Amanda Robin, a PhD student in ecology and evolutionary biology at UCLA, received a 2019 Mary Bowerman Science and Research Program grant to study squirrels, their burrows, and their behavior underground.
Building Burrows: Does It Give Squirrels an Advantage?
California ground squirrels (Otospermophilus beecheyi) modify their environment by constructing burrows. Their construction activity increases biodiversity and habitat heterogeneity in the areas they inhabit across California.
Amanda says, “Despite our knowledge of their influence on community structure, we currently know little about how the use of these environmental modifications differs among individual squirrels and the extent to which this variation influences the evolutionary fitness of individual squirrels.”
Visualizing Underground Burrows and How Squirrels Use Them
Amanda’s project aims to test the extended phenotype hypothesis, which predicts that natural selection should favor the capacity for animals to construct built spaces to enhance their fitness.
To study this, she and Dr. Jennifer E. Smith, a Professor at Mills College, as well as other students in Dr. Smith’s lab, are working on creating a detailed three-dimensional visualization of the underground burrow structures and characterizing their use by different squirrels.

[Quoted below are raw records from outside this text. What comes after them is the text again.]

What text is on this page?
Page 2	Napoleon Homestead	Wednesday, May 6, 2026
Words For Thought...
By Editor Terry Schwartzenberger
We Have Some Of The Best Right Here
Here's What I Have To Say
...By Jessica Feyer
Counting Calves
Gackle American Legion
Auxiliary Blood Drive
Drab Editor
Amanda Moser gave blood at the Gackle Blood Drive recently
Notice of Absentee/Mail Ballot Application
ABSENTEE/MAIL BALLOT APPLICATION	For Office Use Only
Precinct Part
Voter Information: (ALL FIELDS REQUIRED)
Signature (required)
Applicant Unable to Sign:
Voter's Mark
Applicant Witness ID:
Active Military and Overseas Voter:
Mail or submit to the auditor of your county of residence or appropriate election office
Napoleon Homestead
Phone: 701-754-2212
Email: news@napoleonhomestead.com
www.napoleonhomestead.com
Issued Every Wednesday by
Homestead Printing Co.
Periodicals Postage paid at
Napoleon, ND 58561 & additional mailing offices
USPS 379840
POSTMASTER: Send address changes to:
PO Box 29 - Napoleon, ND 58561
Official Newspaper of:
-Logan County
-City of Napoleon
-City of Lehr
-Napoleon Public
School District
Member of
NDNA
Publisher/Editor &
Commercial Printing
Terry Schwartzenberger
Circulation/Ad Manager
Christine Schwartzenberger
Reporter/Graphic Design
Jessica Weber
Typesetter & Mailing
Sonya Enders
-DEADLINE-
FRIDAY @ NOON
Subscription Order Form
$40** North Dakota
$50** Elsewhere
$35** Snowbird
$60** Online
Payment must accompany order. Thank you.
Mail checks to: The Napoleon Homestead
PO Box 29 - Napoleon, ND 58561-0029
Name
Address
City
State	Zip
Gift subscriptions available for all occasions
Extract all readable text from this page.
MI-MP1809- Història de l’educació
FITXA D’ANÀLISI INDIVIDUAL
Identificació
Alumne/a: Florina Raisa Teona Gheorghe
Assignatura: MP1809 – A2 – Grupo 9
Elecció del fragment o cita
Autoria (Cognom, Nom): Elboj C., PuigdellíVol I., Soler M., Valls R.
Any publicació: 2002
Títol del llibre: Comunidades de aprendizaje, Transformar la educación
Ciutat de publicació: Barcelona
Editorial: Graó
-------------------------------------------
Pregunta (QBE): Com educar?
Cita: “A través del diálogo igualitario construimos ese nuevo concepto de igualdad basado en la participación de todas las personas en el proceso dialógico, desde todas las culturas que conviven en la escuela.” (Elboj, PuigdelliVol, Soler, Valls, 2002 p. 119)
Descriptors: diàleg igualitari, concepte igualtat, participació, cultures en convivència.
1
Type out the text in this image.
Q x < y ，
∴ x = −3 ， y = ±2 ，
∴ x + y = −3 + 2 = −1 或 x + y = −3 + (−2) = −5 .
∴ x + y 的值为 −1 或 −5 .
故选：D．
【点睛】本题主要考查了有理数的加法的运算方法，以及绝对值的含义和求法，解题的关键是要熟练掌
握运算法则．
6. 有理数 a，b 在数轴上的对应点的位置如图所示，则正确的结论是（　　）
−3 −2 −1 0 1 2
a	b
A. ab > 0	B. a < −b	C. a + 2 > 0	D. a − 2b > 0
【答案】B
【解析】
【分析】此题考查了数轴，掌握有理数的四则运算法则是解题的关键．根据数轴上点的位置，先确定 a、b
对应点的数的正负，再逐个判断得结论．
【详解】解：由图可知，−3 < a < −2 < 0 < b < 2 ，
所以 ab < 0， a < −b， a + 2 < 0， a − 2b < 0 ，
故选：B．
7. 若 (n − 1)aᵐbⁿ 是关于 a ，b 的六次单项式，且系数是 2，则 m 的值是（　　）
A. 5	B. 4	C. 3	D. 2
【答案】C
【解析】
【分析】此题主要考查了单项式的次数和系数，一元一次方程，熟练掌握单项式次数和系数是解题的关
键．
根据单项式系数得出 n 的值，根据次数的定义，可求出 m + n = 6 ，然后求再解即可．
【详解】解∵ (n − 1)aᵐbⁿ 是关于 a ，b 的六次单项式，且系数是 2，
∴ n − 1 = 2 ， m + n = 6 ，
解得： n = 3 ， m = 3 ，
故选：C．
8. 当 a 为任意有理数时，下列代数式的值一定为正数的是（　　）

Squirrel Collars: Collecting High-Resolution Data
They deployed multi-sensor monitoring collars on squirrels that were fit with accelerometers, magnetometers, and gyroscopes. Each collar collects high-resolution movement data at speeds of 100 data points per minute.
These motion data are currently being paired with detailed observations of individuals to create a computer model that can recognize behaviors using the movement data without human observation to uncover a more detailed picture of ground squirrel activity patterns.
Burrow use of these subjects will be tracked using existing radio-frequency identification antennas as a part of an existing long-term study at Briones Regional Park in northern California. They plan to integrate the sensory information to infer the underground paths taken by individual squirrels and to characterize their behavioral budgets.
Together, these data will yield new insights into the secret lives of these ecosystem engineers and into the fitness consequences of built-spaces on mammals in nature.